I’ll ask Dr. Angell, who last answered those questions, to see if she’s updated those numbers or has been able to extract those numbers —cause once again those numbers are not readily available to the state. We sort of have to pull what information we can from local governments.


I’ll give you an update.”

(UPDATE: Dr. Angell did, in fact, call the California LGBT Legislative Caucus and then called LA Blade COVID-19 correspondent Brody Levesque to discuss the issue of LGBTQ data collection. We will report new information when it becomes available – KO)

After the news conference, Wiener seemed to appreciate the gesture.

“Our nonprofits help define the LGBTQ community. These organizations are critical safety nets for our community. They provide healthcare, help our vulnerable seniors and youth, provide mental health and addiction support, and house the homeless,” Wiener told the LA Blade. “These nonprofits aren’t optional: they’re part of who we are. We can’t afford to lose them and must do everything in our power to keep them intact. I look forward to working with the Governor — a longtime champion for LGBTQ people — and with my colleagues to support this key need.”

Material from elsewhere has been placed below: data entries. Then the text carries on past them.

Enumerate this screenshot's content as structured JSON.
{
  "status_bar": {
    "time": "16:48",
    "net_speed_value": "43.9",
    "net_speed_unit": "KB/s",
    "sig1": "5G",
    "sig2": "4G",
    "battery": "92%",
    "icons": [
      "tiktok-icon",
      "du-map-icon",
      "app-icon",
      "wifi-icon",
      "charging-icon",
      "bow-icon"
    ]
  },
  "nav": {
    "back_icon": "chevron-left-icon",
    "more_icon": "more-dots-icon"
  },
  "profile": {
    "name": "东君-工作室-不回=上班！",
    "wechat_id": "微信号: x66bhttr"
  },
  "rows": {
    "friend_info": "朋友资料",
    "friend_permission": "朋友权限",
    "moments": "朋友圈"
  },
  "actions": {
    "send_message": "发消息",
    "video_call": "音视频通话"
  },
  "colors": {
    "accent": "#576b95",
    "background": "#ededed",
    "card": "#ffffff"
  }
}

Given Newsom’s concern about the budget and the fact that Wiener’s SB 932 includes expenditure of presumably recoverable money, the bill is not a slam dunk. However, it may be the official directive needed to start collecting LGBTQ data.

Over the past month, the LA Blade has queried five Medical Examiner/Coroners offices across both Northern and Southern California, including the LA County Medical Examiner’s office, and all indicated, on background, that their investigators would be able to make a determination of sexual orientation or gender identity as a part of any final death investigation determination — if so required or requested by Public Health or other appropriate officials.

SB 932 does include the caveat that, due to any privacy concerns the data collection questions may bring up, the LGBTQ data will be anonymized, with self-reporting of sexual orientation and gender identity as only an encouraged option, not required. The five medical examiners with whom the LA Blade spoke concur that specific names and personal details would need to be kept confidential — but a number count would be possible.

Perhaps one day, being LGBTQ won’t be considered such a stigmatized demographic.